Improvisation became our language. With each session, we dove deeper—into the tension
between the physical and the emotional, between presence and absence, silence and expression. We explored how the body carries memory, how gestures can become testimony, how breath can hold meaning when words are no longer enough.
Choreographic moments emerged gradually, born from individual experiences that we translated into movement. These pieces—intimate, raw, and sometimes fragile—were shaped and reshaped, like shards of glass reflecting different shades of the self. Slowly, they began to connect, like a mosaic of stories waiting to be told. This is a piece about embracing vulnerability, about finding strength in fragility, and about the slow, determined act of rebuilding balance—even in life’s darkest seasons. Multimedia elements are used throughout, deepening the emotional landscape and drawing the audience closer.
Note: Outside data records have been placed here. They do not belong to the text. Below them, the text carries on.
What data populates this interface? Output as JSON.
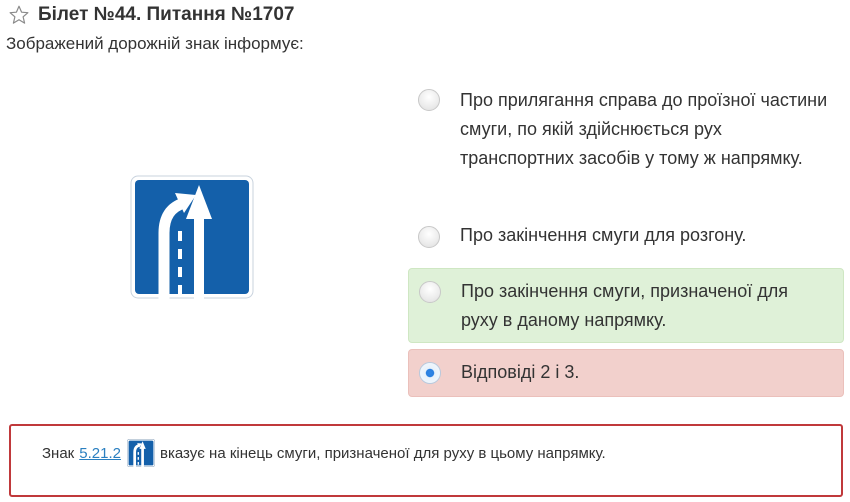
{
  "header": {
    "title": "Білет №44. Питання №1707",
    "star_icon": "star-outline-icon"
  },
  "question": {
    "text": "Зображений дорожній знак інформує:"
  },
  "sign": {
    "icon": "road-sign-5-21-2-icon",
    "colors": {
      "background": "#1460aa",
      "arrows": "#ffffff"
    }
  },
  "answers": [
    {
      "label": "Про прилягання справа до проїзної частини смуги, по якій здійснюється рух транспортних засобів у тому ж напрямку.",
      "selected": false,
      "state": ""
    },
    {
      "label": "Про закінчення смуги для розгону.",
      "selected": false,
      "state": ""
    },
    {
      "label": "Про закінчення смуги, призначеної для руху в даному напрямку.",
      "selected": false,
      "state": "correct"
    },
    {
      "label": "Відповіді 2 і 3.",
      "selected": true,
      "state": "wrong"
    }
  ],
  "explanation": {
    "prefix": "Знак",
    "link": "5.21.2",
    "suffix": "вказує на кінець смуги, призначеної для руху в цьому напрямку.",
    "border_color": "#c0393b"
  },
  "colors": {
    "correct_bg": "#dff1d8",
    "wrong_bg": "#f2d0cc",
    "radio_checked": "#2a7fe0",
    "link": "#2a7fc0"
  }
}
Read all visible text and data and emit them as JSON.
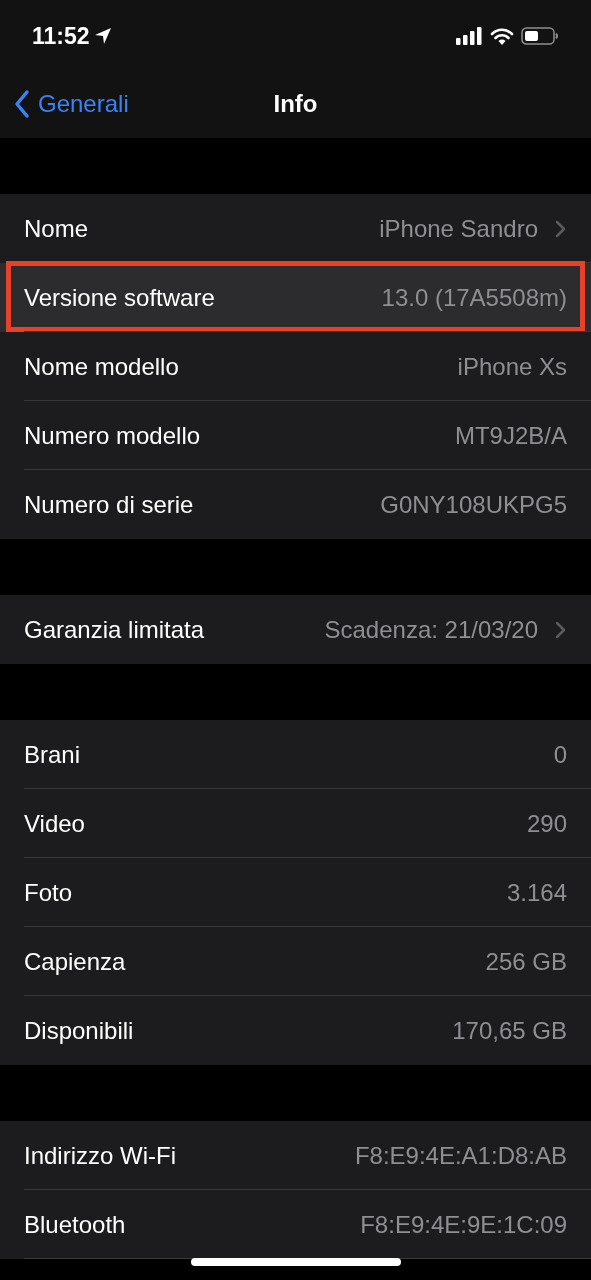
{
  "status_bar": {
    "time": "11:52"
  },
  "nav_bar": {
    "back_label": "Generali",
    "title": "Info"
  },
  "groups": [
    {
      "rows": [
        {
          "label": "Nome",
          "value": "iPhone Sandro",
          "disclosure": true,
          "highlighted": false
        },
        {
          "label": "Versione software",
          "value": "13.0 (17A5508m)",
          "disclosure": false,
          "highlighted": true
        },
        {
          "label": "Nome modello",
          "value": "iPhone Xs",
          "disclosure": false,
          "highlighted": false
        },
        {
          "label": "Numero modello",
          "value": "MT9J2B/A",
          "disclosure": false,
          "highlighted": false
        },
        {
          "label": "Numero di serie",
          "value": "G0NY108UKPG5",
          "disclosure": false,
          "highlighted": false
        }
      ]
    },
    {
      "rows": [
        {
          "label": "Garanzia limitata",
          "value": "Scadenza: 21/03/20",
          "disclosure": true,
          "highlighted": false
        }
      ]
    },
    {
      "rows": [
        {
          "label": "Brani",
          "value": "0",
          "disclosure": false,
          "highlighted": false
        },
        {
          "label": "Video",
          "value": "290",
          "disclosure": false,
          "highlighted": false
        },
        {
          "label": "Foto",
          "value": "3.164",
          "disclosure": false,
          "highlighted": false
        },
        {
          "label": "Capienza",
          "value": "256 GB",
          "disclosure": false,
          "highlighted": false
        },
        {
          "label": "Disponibili",
          "value": "170,65 GB",
          "disclosure": false,
          "highlighted": false
        }
      ]
    },
    {
      "rows": [
        {
          "label": "Indirizzo Wi-Fi",
          "value": "F8:E9:4E:A1:D8:AB",
          "disclosure": false,
          "highlighted": false
        },
        {
          "label": "Bluetooth",
          "value": "F8:E9:4E:9E:1C:09",
          "disclosure": false,
          "highlighted": false
        }
      ]
    }
  ]
}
Shards of Light is a performance that speaks through the body—through silence, breath, and
movement. Built from deeply introspective moments, it unfolds as a living journal of an inner
odyssey. Where words fall short, the body finds its voice.
This is a piece about embracing vulnerability, about finding strength in fragility, and about the slow, determined act of rebuilding balance—even in life’s darkest seasons. Multimedia elements are used throughout, deepening the emotional landscape and drawing the audience closer.
The themes explored—loneliness, despair, confronting the self and the past—intertwine with
memories of childhood, dissimulation, fear, and a restless search for meaning. We meet inner demons, painful silences, invisible fears, and emptiness that aches. We look for answers in the tremble of the body, in pauses, in the faltering rhythm of a heart learning to beat again.
Through therapy, memory, and the courage to face oneself, a fragile but meaningful return to the self becomes possible—a quiet, luminous journey back to light.
The 13 actor-performers take the stage to share a visceral struggle with absence, trauma, and anxiety—a collective confession about the power of vulnerability and the possibility of change. Above all, though, this is a performance about hope. About the courage it takes to look into a fractured mirror and say, “I’m still here.”
Shards of Light doesn’t offer clear-cut answers, but instead opens a space for reflection, empathy, and recognition. It invites the viewer to face their own shadows—and to know they are not alone.